Un viaggio alla scoperta di località remote dalle condizioni climatiche estremamente ostili, è questo il percorso che propone la mostra Towards No Earthly Pole del giovane artista svizzero Julian Charrière dal 27 ottobre 2019 al 15 marzo 2020 al Museo d'arte della Svizzera italiana. Il progetto presentato in anteprima a Lugano sarà in seguito presentato, in una versione riadattata, all'Aargauer Kunsthaus di Aarau e al Dallas Museum of Art.
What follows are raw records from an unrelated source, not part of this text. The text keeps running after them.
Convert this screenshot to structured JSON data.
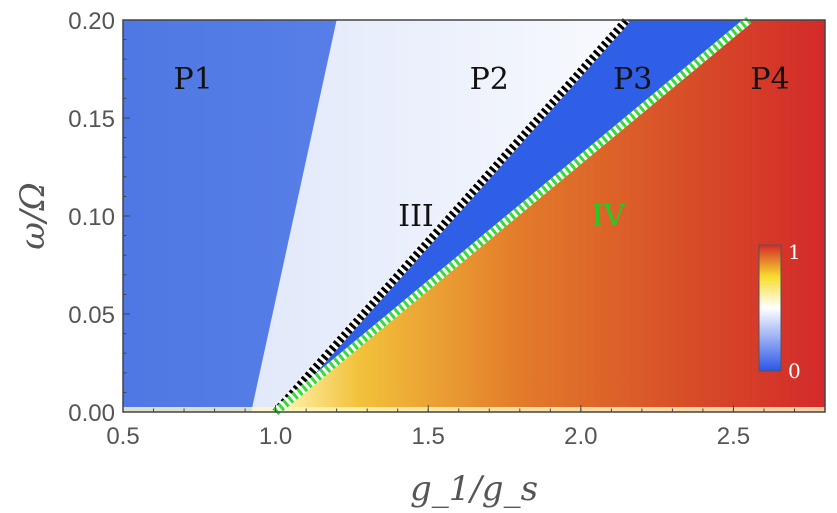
{
  "chart_data": {
    "type": "heatmap",
    "title": "",
    "xlabel": "g_1/g_s",
    "ylabel": "ω/Ω",
    "xlim": [
      0.5,
      2.8
    ],
    "ylim": [
      0.0,
      0.2
    ],
    "xticks": [
      0.5,
      1.0,
      1.5,
      2.0,
      2.5
    ],
    "xtick_labels": [
      "0.5",
      "1.0",
      "1.5",
      "2.0",
      "2.5"
    ],
    "yticks": [
      0.0,
      0.05,
      0.1,
      0.15,
      0.2
    ],
    "ytick_labels": [
      "0.00",
      "0.05",
      "0.10",
      "0.15",
      "0.20"
    ],
    "colorbar": {
      "min_label": "0",
      "max_label": "1",
      "colors": [
        "#2b55e8",
        "#ffffff",
        "#f6dc2c",
        "#d42a2a"
      ]
    },
    "regions": [
      {
        "label": "P1",
        "x": 0.73,
        "y": 0.17,
        "color": "#111111"
      },
      {
        "label": "P2",
        "x": 1.7,
        "y": 0.17,
        "color": "#111111"
      },
      {
        "label": "P3",
        "x": 2.17,
        "y": 0.17,
        "color": "#111111"
      },
      {
        "label": "P4",
        "x": 2.62,
        "y": 0.17,
        "color": "#111111"
      },
      {
        "label": "III",
        "x": 1.46,
        "y": 0.1,
        "color": "#111111"
      },
      {
        "label": "IV",
        "x": 2.09,
        "y": 0.1,
        "color": "#22cc22"
      }
    ],
    "boundaries": [
      {
        "label": "III",
        "style": "black-white dotted",
        "color": "#000000",
        "points": [
          [
            1.0,
            0.0
          ],
          [
            2.15,
            0.2
          ]
        ]
      },
      {
        "label": "IV",
        "style": "green-white dotted",
        "color": "#33dd33",
        "points": [
          [
            1.0,
            0.0
          ],
          [
            2.55,
            0.2
          ]
        ]
      }
    ]
  }
}
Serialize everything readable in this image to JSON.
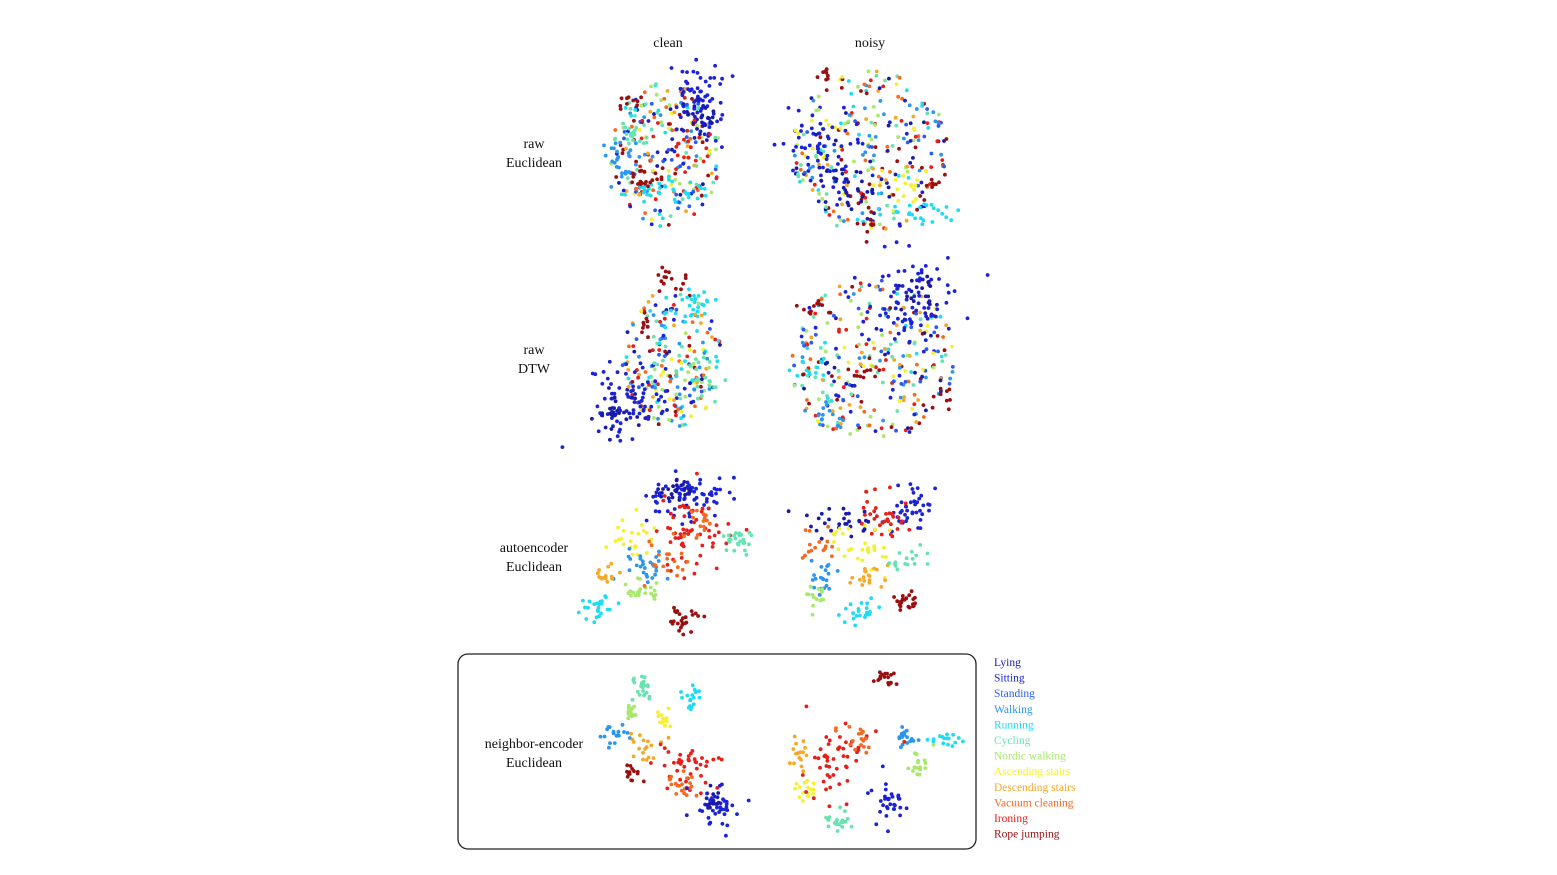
{
  "chart_data": {
    "type": "scatter",
    "columns": [
      "clean",
      "noisy"
    ],
    "rows": [
      {
        "label": [
          "raw",
          "Euclidean"
        ],
        "highlighted": false
      },
      {
        "label": [
          "raw",
          "DTW"
        ],
        "highlighted": false
      },
      {
        "label": [
          "autoencoder",
          "Euclidean"
        ],
        "highlighted": false
      },
      {
        "label": [
          "neighbor-encoder",
          "Euclidean"
        ],
        "highlighted": true
      }
    ],
    "classes": [
      {
        "name": "Lying",
        "color": "#1a1aa8"
      },
      {
        "name": "Sitting",
        "color": "#1c22d8"
      },
      {
        "name": "Standing",
        "color": "#2a5cf5"
      },
      {
        "name": "Walking",
        "color": "#2b96f0"
      },
      {
        "name": "Running",
        "color": "#20dcf0"
      },
      {
        "name": "Cycling",
        "color": "#66e3b0"
      },
      {
        "name": "Nordic walking",
        "color": "#a8e86a"
      },
      {
        "name": "Ascending stairs",
        "color": "#f5f030"
      },
      {
        "name": "Descending stairs",
        "color": "#f5a828"
      },
      {
        "name": "Vacuum cleaning",
        "color": "#f56a20"
      },
      {
        "name": "Ironing",
        "color": "#e81e18"
      },
      {
        "name": "Rope jumping",
        "color": "#9a1010"
      }
    ],
    "legend_position": "right",
    "axes_visible": false,
    "grid": false
  }
}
L'esposizione, concepita introno all'omonima e inedita opera video, è strutturata come un diorama che porterà il visitatore ad addentrarsi in uno scenario che gli permetterà di sperimentare sensorialmente i luoghi dell'artico e dei ghiacciai.
Immersione nel panorama delle regioni glaciali
"La mia intenzione era che il visitatore si sentisse un intruso, ma contemporaneamente parte dell'ambiente circostante. Facendo rumore, camminando in un certo senso diamo fastidio, ma al contempo siamo in simbiosi con quanto ci circonda. È questo il nocciolo dell'esposizione", ha spiegato venerdì l'artista in un'intervista rilasciata durante l'inaugurazione della mostra.
Si parla di clima anche a Mendrisio
Per rimanere in tema clima, venerdì e sabato a Mendrisio, come in tante altre città in tutto il mondo, si sta svolgendo il Climathon, una maratona di ventiquattro ore durante la quale cittadini, studenti, imprenditori, esperti e istituzioni, raggruppati in piccole squadre, lavoreranno assieme per trovare soluzioni innovative ai problemi climatici che affliggono le città. Il Climathon Mendrisio 2019 si svolgerà presso il Centro di Pronto intervento sotto lo slogan "Assieme possiamo fare di Mendrisio, della sua regione e del mondo un luogo migliore in cui vivere".